G8 vor Glaubwürdigkeitskrise: Spiel mit 5 Millionen Menschenleben
Einen ersten Glaubwürdigkeitstest im diesjährigen Reigen der G8-Treffen sehen NGOs wie Oxfam an diesem Wochenende, wenn sich die Finanzminister im Rahmen der japanischen G8-Präsidentschaft in Osaka treffen. Ein von Oxfam veröffentlichter Bericht Credibility Crunch: Food, Poverty and Climate Change – An agenda for rich country leaders weist darauf hin, dass ein Loch von 30 Mrd. US-Dollar gestopft werden muss, wenn die G8 ihren Versprechen aus den vergangenen Jahren gerecht werden wollen. Im Jahre 2005 haben die G8 in Gleneagles ein Wachstum der Entwicklungshilfe um 50 Mrd. US-Dollar jährlich zugesagt, doch die jetzt entstandene Entwicklungshilfe-Lücke wird 5 Millionen Menschenleben kosten, sagt Oxfam. Dabei geht die Hilfsorganisation davon aus, dass mit dem von der OECD im April bestätigten Rückstand von 30 Mrd. US-Dollar allein 2010 überlebenswichtige Hilfeleistungen für 5 Millionen Kinder, Mütter und an HIV/AIDS Erkrankte zur Verfügung gestellt werden könnte, wenn man die Bedarfssätze internationaler Organisationen wie WHU und UNAIDS zugrunde legt.

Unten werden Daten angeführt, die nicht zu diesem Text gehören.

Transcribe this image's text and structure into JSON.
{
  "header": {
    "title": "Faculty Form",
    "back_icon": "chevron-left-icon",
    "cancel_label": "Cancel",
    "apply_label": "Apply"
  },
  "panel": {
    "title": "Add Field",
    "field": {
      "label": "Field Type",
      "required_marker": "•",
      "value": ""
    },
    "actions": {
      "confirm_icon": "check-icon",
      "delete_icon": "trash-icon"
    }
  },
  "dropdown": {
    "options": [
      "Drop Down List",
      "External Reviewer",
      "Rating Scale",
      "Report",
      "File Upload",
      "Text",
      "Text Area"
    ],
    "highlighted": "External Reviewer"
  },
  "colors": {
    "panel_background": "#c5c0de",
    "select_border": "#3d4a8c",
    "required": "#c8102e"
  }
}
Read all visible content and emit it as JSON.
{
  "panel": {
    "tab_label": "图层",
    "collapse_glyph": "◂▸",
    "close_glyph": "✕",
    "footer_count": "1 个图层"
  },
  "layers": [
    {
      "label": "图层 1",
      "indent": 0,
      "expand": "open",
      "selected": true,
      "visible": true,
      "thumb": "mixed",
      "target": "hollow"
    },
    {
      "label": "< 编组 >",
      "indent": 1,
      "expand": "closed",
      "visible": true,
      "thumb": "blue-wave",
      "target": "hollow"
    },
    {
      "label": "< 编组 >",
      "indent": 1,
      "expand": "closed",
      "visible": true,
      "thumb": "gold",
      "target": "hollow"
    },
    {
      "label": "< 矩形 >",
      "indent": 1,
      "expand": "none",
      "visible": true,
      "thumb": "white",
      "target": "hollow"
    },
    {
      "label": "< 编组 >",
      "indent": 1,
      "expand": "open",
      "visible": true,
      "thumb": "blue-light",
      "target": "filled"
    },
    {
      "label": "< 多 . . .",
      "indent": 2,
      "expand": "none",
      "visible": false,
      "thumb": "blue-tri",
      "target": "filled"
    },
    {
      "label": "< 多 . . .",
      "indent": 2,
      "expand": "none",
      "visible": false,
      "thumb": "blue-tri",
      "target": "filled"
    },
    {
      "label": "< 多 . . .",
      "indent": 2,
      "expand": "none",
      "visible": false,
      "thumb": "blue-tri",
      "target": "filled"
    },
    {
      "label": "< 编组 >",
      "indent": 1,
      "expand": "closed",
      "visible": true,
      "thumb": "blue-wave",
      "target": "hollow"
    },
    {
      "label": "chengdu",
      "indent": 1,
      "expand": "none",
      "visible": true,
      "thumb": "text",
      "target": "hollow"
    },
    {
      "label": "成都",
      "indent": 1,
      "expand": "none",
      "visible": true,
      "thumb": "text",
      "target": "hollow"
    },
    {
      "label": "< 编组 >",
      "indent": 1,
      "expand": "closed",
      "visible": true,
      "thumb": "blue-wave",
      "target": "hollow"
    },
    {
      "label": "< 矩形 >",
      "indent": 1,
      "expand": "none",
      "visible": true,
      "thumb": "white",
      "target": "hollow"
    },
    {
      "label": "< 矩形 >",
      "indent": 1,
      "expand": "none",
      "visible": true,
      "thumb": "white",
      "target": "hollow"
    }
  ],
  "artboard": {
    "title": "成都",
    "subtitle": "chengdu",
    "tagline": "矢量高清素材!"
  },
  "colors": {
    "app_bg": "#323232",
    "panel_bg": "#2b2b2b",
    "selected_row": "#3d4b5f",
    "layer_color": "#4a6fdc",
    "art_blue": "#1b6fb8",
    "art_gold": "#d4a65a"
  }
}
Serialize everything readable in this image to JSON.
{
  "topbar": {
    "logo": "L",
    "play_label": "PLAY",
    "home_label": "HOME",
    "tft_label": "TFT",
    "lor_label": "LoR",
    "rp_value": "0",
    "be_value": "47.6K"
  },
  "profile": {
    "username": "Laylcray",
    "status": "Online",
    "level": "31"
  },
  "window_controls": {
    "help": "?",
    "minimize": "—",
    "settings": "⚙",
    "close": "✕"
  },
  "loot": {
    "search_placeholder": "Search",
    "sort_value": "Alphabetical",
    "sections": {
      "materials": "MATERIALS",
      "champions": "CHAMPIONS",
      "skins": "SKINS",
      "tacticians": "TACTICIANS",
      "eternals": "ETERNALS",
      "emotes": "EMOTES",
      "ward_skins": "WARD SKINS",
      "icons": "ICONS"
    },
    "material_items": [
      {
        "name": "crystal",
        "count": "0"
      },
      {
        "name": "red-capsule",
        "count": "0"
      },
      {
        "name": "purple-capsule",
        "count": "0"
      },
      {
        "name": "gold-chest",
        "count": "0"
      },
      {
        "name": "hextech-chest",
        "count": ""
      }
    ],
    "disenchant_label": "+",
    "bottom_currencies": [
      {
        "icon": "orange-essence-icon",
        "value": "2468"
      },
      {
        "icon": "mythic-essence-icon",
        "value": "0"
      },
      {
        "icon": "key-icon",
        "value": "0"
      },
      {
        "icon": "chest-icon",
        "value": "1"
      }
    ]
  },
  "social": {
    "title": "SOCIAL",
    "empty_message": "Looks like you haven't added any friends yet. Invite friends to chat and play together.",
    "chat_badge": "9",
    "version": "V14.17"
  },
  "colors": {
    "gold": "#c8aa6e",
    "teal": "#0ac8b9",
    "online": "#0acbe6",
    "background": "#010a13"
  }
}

In Osaka treffen sich an diesem Wochenende „dieselben Minister, die in sechs Monaten mehr als eine Billion Dollar ausgaben, um ihre eigenen Banken zu retten, doch sie sind nicht in der Lage, einen Bruchteil davon für die Rettung von Menschenleben abzuzweigen“, erklärte der Autor des Oxfam-Reports, Max Lawson. Die drohende Rezession dürfe keine Ausrede sein, um von den gegebenen Versprechen abzurücken.
Der Oxfam-Bericht ruft die G8 dazu auf, der derzeitigen Nahrungsmittelkrise mit energischer Nothilfe zu begegnen und sicherzustellen, dass dieses Geld – einschließlich der in der letzten Woche auf dem Gipfel in Rom zugesagten 6 Mrd. US-Dollar – zusätzlich zu den bereits zugesagten Hilfeleistungen zur Verfügung gestellt wird. In dem Bericht wird die anteilige Verantwortung der Biosprit-Expansion für den aktuellen Anstieg der Nahrungsmittelpreise auf 30% beziffert. In Bezug auf den Klimawandel weist Oxfam darauf hin, dass viele Zusagen an die armen Länder zur Milderung der Konsequenzen des Klimawandels einfach Umwidmungen bestehender Entwicklungshilfe-Budgets sind. – In der Tat sehen sich die Entwicklungsländer derzeit einer dreifachen Ungerechtigkeit gegenüber: Sie zahlen den Preis für die Erdverschmutzung durch die reichen Länder. Das wenige Geld, das ihnen als Kompensation zugesagt wird, zweigt man von der bereits zugesagten und bitter notwendigen Entwicklungshilfe ab. Und als Krönung verlangt der Norden dann, dieses Geld mit Zins und Zinseszins zurückzuzahlen.
1 Kommentar:
Dazu passt auch Barbara Unmüßigs Hinweis aus dem Thesenpapier:
“Heute ist Entwicklungspolitik häufig selbst Teil des Problems ... Repräsentanten und Repräsentantinnen aus vielen Entwicklungsländern erreichen nicht zuletzt deshalb mit ihrer Forderung nach einem Stopp der Entwicklungshilfe in ihrer jetzigen Form prominente Öffentlichkeit.”
Kennen Sie diesbezüglich noch andere Menschen außer Prof. Dr. Harald Lesch mit seiner Frage “Gibt es das perfekte Verbrechen?” im ZDF am 06.10.2010?